Les modèles d’IA sont
de plus en plus puissants et fréquemment surdimensionnés par rapport aux
besoins réels. Derrière chaque requête, des infrastructures complexes et
énergivores sont mobilisées tout en restant invisibles pour les utilisateurs.
TrackCarbon a été conçu
pour rendre cet impact visible et intelligible, sans modifier ni restreindre
les usages.
Il prend en compte les requêtes faites via des IA (Mistral, ChatGPT, Claude,
Gemini, etc…) sur l’ordinateur et en estime le coût électrique et l’empreinte
carbone selon divers facteurs avant de restituer une estimation simple, lisible
et cumulée dans le temps.
L’application affiche
notamment le nombre de requêtes, l’énergie estimée consommée et l’empreinte
carbone associée avec l’équivalence de la consommation représentée en nombre de
recharges de téléphone pour l’énergie ou en kilomètres parcourus pour l’équivalence
carbone.
Une application simple,
transparente et évolutive
Disponible dès
aujourd’hui sur macOS et bientôt sur Windows et Linux, elle fonctionne
localement en arrière-plan, sans interférer avec l’utilisation des outils d’IA
et sans que la moindre donnée ne quitte votre ordinateur.
TrackCarbon est
développé pour partie en open-source et comprend des méthodes d’estimation
scientifiquement documentées et ouvertes à la contribution de la communauté
(experts, chercheurs, entreprises d’IA) afin d’améliorer la fiabilité de
l’estimation.
Un projet soutenu par
la Fondation Sahar, inscrit dans une démarche d’intérêt général
Conçu en 2025 comme un
projet expérimental, TrackCarbon est désormais soutenu par la Fondation Sahar,
accompagnant son développement tout en préservant une approche open-source et
collective.
« TrackCarbon ne se positionne pas contre l’intelligence artificielle.
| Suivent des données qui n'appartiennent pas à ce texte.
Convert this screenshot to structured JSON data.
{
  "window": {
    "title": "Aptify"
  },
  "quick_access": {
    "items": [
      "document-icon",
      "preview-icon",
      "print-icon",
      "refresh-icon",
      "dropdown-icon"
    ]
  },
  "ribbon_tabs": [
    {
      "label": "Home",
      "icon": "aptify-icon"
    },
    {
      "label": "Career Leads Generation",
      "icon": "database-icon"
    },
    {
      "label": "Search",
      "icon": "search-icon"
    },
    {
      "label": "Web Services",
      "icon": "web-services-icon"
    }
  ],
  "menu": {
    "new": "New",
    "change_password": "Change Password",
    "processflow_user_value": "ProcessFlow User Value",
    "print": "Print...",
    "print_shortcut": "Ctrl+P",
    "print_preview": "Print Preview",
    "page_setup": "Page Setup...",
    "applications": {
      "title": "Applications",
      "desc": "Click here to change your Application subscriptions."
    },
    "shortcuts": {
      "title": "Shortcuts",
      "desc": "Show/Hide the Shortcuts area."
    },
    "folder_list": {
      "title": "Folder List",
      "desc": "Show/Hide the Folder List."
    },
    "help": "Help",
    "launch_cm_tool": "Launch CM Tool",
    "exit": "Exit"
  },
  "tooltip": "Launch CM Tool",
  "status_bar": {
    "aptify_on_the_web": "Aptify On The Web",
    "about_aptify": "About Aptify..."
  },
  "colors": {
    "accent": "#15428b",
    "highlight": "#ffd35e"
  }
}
Son ambition est d’apporter de la nuance, de comparer les usages et les modèles, et de contribuer à une meilleure compréhension de l’impact environnemental de l’IA, afin de favoriser une prise de conscience progressive et des usages plus éclairés et responsables. » conclut Gauthier Schweitzer, le président de la Fondation Sahar.